You Can't Push a Rope, but You Can Pull It
Push starting an entire economy is an impossible task.
You can't push a rope, you have to pull it.
Reviving an entire supply chain from a dead stop is something that I’m not sure has ever been done.
Perhaps the post WWII era is the closest thing - but it took the entire productive capacity of America to do it.
It is a tough task, because it isn’t just a few links that are broken, it is that all links are broken, and that means all of them must start, in balance, simultaneously. It is a lot like bringing a nuclear power plant back online, all systems must come up at once, at the same levels and at the same timing.
Now, think about how a nation under communism is like that global supply chain.
Something we in manufacturing have dealt with since the implementation of the “pull” system inventory system, rather than a “push” system.
Push systems work on the production capacity of the producer – they run until the warehouse is full regardless of the consumption of the inventory.
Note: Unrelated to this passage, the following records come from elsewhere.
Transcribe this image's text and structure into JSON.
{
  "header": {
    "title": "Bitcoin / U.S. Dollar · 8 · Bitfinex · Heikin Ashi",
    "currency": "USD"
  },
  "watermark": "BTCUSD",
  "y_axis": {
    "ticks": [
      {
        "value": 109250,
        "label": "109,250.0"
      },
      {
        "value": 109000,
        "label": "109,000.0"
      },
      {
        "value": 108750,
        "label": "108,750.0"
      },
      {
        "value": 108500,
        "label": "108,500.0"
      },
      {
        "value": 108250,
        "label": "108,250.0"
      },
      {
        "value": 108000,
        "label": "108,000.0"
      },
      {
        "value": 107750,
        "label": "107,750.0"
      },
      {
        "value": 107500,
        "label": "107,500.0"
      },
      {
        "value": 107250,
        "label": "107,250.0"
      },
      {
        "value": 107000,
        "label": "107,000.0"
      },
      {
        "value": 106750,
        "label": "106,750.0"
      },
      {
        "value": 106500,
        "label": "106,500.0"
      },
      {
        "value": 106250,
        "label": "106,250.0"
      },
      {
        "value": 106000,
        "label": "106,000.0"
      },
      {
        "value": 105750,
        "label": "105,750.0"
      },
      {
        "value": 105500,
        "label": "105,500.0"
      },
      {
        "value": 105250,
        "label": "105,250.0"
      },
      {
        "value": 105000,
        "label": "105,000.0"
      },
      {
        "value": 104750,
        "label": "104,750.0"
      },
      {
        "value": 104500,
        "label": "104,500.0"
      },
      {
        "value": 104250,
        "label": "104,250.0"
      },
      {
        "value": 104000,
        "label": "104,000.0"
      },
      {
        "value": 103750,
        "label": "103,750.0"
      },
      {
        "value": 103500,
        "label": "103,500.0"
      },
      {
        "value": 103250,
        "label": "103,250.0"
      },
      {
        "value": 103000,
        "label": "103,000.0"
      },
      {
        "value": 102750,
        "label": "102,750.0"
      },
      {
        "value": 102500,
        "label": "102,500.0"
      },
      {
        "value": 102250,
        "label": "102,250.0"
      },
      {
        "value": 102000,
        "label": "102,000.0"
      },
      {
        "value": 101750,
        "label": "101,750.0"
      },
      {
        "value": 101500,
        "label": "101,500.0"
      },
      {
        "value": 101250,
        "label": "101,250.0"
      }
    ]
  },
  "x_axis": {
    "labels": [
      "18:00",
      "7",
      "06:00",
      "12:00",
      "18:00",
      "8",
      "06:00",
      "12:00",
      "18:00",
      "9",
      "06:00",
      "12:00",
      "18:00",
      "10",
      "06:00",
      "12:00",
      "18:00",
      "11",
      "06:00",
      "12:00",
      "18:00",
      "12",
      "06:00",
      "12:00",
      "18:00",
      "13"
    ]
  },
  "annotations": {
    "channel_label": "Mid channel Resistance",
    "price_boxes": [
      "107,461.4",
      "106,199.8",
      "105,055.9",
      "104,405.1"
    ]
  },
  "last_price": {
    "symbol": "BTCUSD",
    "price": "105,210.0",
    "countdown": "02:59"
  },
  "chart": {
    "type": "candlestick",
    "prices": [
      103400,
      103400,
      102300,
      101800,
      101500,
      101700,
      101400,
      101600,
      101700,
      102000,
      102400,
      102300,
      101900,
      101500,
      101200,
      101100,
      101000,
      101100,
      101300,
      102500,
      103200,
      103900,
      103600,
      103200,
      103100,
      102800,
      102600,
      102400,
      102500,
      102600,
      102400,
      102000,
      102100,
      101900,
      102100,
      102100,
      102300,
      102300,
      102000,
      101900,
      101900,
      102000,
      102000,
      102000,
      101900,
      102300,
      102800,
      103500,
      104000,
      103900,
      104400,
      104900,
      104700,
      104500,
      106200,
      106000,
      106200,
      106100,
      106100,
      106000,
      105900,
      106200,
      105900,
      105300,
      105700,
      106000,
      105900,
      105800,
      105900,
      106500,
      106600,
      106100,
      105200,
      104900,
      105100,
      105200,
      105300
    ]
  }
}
They are designed to maximize the efficiency of the producer, not the efficiency of the entire production system. In the bad old days, it was not uncommon to see piles of inventory stacked up between operations in a factory or racks full of pallets of product that sit for long periods of time before being used, then the faster operations have to stop and wait on the slower ones.
Pull systems set inventory levels based on the consumption of the next downstream operation. As product is depleted from storage, that is the amount of signal sent to the preceding operation to produce to refill the inventory queue. Pull systems are designed to maximize the efficiency of the entire system or production process by keeping product moving through the production process and avoiding investment in materials that just sit around collecting dust. Adding value is the name of the game, sitting product is dead money, something to be avoided.
Push systems are analogous to communist systems, where the plan determines inventory and balances (it never does) supply and demand.
Pull systems are analogous to capitalist systems where price is the signal to pull inventory to balance supply and demand.
It is not a perfect analogy but pretty close.
The point being is that Biden can’t issue a bunch of executive orders to restart an entire economy because there is no plan for this. Pushing by focusing on links in the chain guarantees imbalances and bottlenecks because there is simply not enough brain or computing power in concentration to foresee every single variable of an infinitely variable entity the size of a national economy.
The economy must restart itself and the best thing government can do is to get out of the way and let the market work to pull inventory through the system at the most efficient rate.
As the Special Operations community says, “Slow is smooth. Smooth is fast.”